In the previous chapter I have dealt with those features of indirect and free indirect discourse which align the representation of discourse with the deictic centre of the reporting instance. We have, however, already encountered examples of an alignment with the reportee’s deixis in instances of logophoric pronominal reference and ‘subjective’ NPs, and in the comparative lack of subordination in the free indirect. In this chapter I will deal more fully with the so-called expressive features of free indirect discourse, which relate to the deictic centre of the reported speech or thought act, and I will provide numerous examples of the same kind of expressivity even in indirect discourse. Such expressivity-in the narrative text-is interpreted as signalling the deictic centre of a character . The presence of these expressive elements in free indirect discourse has therefore been largely responsible for the traditional dual voice interpretation of free indirect discourse, in which the ‘voice’ of the narrator (signalled by referential and temporal ‘government’) and that of the character (the character’s deictic centre as instanced in the many expressive devices) intermingle in free indirect style.

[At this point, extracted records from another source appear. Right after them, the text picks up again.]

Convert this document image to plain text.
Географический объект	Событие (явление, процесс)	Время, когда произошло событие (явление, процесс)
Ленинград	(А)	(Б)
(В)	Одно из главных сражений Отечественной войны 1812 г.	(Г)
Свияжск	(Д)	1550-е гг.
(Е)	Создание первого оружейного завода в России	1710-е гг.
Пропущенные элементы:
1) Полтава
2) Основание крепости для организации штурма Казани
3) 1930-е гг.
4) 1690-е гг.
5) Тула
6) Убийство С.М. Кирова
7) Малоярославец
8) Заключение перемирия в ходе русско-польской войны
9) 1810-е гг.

We will discuss this theory of the dual voice perspective in detail in Chapter 6. In the present chapter I will illustrate different kinds of expressive devices and will especially concentrate on syntactic deviations and their claim to expressivity. The most complete list of expressive elements in free indirect discourse has been provided by Ann Banfield, from whom I borrow the basic order of presentation. I will give examples of my own and additionally present some devices that I have come across which are not mentioned in Banfield (1982). Of the enumerated expressive devices all occur in free indirect discourse, but-pace Banfield-a great number (though not as consistently as in free indirect discourse) can be encountered in indirect discourse, too. I will provide extensive examples of free indirect discourse and indirect discourse in this section. The same expressive devices can also be encountered in speech and thought report as well as narrated perception, and I will quote instances of this when discussing the spectrum of forms in Chapter 5. As we will see, expressive syntax can be used also as a means of rhetorical emphasis in discursive texts.